Unthreaded
So today I make fast food boxes out of new plastic beads
When the tax comes in, I take 30% of those beads and make them into plastic cubes
... oops ! I don't sell them
So I "recycle" them along with 70% news beads into fast food boxes
.. and thus avoid this new tax.

Oct 30, 2018 at 5:30 PM | Uibhist a Tuath
Agreed! I do not know what he had, and had not done previously to attract the attention of the Royal Navy, which was very slow to adopt new technology, because it was stuffed full of pompous idiots, leading to the most ignominious collision of HMS Victoria and HMS Camperdown in 1893 with substantial loss of life, pride etc
https://en.m.wikipedia.org/wiki/HMS_Victoria_(1887)
The possiblity that a Royal Navy Officer encouraged Turbinia's showboating in front of a world audience ......

Oct 30, 2018 at 3:49 PM | golf charlie
The story of Turbina being chased by the Royal Navy's fastest Torpedo Boat Destroyers amongst the rows of warships at the 1897 Diamond Jubilee Spithead naval review still strikes me as one of the best ever pieces of self publicity ever.
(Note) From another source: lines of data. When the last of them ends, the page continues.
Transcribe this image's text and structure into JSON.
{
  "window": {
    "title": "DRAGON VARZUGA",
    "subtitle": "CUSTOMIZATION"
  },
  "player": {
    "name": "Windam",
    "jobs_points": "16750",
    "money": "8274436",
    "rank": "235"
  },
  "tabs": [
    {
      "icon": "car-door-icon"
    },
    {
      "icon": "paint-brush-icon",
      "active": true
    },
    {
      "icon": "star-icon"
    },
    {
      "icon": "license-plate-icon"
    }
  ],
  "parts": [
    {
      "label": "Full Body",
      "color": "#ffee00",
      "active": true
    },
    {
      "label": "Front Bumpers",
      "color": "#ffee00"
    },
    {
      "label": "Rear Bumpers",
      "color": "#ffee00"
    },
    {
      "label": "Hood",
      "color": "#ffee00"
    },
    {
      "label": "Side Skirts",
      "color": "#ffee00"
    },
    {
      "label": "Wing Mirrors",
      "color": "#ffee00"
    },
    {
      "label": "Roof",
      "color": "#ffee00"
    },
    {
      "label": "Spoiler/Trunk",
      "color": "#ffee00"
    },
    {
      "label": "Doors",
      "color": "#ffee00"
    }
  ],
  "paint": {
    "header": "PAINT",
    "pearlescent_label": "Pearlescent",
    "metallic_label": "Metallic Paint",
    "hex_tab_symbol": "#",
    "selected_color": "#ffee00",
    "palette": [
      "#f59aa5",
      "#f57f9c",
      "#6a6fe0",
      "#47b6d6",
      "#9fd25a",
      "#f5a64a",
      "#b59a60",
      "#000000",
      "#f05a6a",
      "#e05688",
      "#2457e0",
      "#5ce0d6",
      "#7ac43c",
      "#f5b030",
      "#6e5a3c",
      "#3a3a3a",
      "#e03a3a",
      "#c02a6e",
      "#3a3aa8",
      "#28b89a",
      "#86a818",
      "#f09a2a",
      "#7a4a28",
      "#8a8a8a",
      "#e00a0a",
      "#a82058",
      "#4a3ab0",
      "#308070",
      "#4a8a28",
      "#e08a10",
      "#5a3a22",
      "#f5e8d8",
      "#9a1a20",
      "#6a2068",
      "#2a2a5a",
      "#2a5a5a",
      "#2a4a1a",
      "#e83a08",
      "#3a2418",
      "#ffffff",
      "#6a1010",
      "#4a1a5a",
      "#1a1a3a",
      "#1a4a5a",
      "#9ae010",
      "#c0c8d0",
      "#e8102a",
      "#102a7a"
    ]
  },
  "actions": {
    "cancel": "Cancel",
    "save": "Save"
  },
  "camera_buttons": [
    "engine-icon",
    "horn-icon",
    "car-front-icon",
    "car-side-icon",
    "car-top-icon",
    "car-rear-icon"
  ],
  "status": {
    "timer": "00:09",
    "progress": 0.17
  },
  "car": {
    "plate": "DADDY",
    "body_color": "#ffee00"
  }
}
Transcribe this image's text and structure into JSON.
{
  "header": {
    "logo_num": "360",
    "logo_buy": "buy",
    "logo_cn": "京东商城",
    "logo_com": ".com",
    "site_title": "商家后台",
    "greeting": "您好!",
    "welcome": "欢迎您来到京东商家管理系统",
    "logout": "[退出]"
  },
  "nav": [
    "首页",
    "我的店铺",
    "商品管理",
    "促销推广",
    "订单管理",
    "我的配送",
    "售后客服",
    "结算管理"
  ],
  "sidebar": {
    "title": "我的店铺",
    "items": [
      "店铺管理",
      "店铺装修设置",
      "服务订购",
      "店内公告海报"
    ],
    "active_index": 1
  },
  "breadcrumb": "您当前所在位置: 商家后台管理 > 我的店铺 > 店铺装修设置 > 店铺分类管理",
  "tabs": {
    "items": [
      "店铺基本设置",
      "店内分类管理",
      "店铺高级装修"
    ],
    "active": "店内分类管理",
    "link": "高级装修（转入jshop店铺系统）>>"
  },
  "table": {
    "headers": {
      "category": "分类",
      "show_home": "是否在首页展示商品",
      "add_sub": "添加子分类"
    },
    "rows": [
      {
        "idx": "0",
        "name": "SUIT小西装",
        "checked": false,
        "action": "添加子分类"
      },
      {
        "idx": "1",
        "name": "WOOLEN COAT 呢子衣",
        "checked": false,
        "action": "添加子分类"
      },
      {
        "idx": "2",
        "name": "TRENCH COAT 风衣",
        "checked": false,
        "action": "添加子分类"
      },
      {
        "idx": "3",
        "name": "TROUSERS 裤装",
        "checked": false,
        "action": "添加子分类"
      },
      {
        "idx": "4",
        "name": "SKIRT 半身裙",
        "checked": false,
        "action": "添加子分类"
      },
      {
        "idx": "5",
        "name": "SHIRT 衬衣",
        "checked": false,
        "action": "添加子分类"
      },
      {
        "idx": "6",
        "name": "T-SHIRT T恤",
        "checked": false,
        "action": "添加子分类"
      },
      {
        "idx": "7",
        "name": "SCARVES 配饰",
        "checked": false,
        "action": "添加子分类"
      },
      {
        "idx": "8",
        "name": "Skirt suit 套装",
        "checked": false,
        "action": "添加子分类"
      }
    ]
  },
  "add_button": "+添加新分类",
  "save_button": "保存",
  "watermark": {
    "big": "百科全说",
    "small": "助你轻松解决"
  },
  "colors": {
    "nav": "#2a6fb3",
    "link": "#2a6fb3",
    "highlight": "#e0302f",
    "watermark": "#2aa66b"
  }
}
YP letters : The Drax boss replies to deforestation claims in a previous letter.
"we never cause deforestation ..audited ..Ofgem validated ..
.. we delivered CO2 savings of 80% over coal"
... That last bit is not true, cos CO2 is discounted today at zero yer that CO2 is real and in the air TODAY.
that spot in the forest where a big tree used to absorb some CO2, has been replaced by a tiny seedling.
so it doesn't absorb all the CO2 emitted in burning the big tree.
In 5 years time it might be growing enough to absorb faster than the old big tree
and in 25 perhaps break even.

Consumers in the UK throw away 295 BILLION pieces of plastic waste a year (link: https://techheading.com/consumers-in-the-uk-throw-away-295-billion-pieces-of-plastic-waste-a-year/
Really thats about 5,000 for each person, thats 100/week, thats 14/day
Seems high, but not totally out of the ballpark.

Those interested in the seismic effects of fracking would do well to look at the posts at Dr James Verdon's Frackland site. Although it is moribund (largely since he took up a post at Bristol University), there is a wealth of material there that is easy enough for the non-specialist to follow (and links for those with a greater understanding).
This post addresses some of the questions about the ability to model seismic events - taken from the In Salah project in Algeria, where CO2 entrained in produced gas has been separated and re-injected. In the process, it sheds some light on proposals for CCS and the relatively large problems it might create compared with the low volumes of water injection (in relative terms) involved with fracking.
I note there have been a number of aftershocks following the 1.1ML event in Lancashire. I think they may still be in pause mode, as the locations are still the same.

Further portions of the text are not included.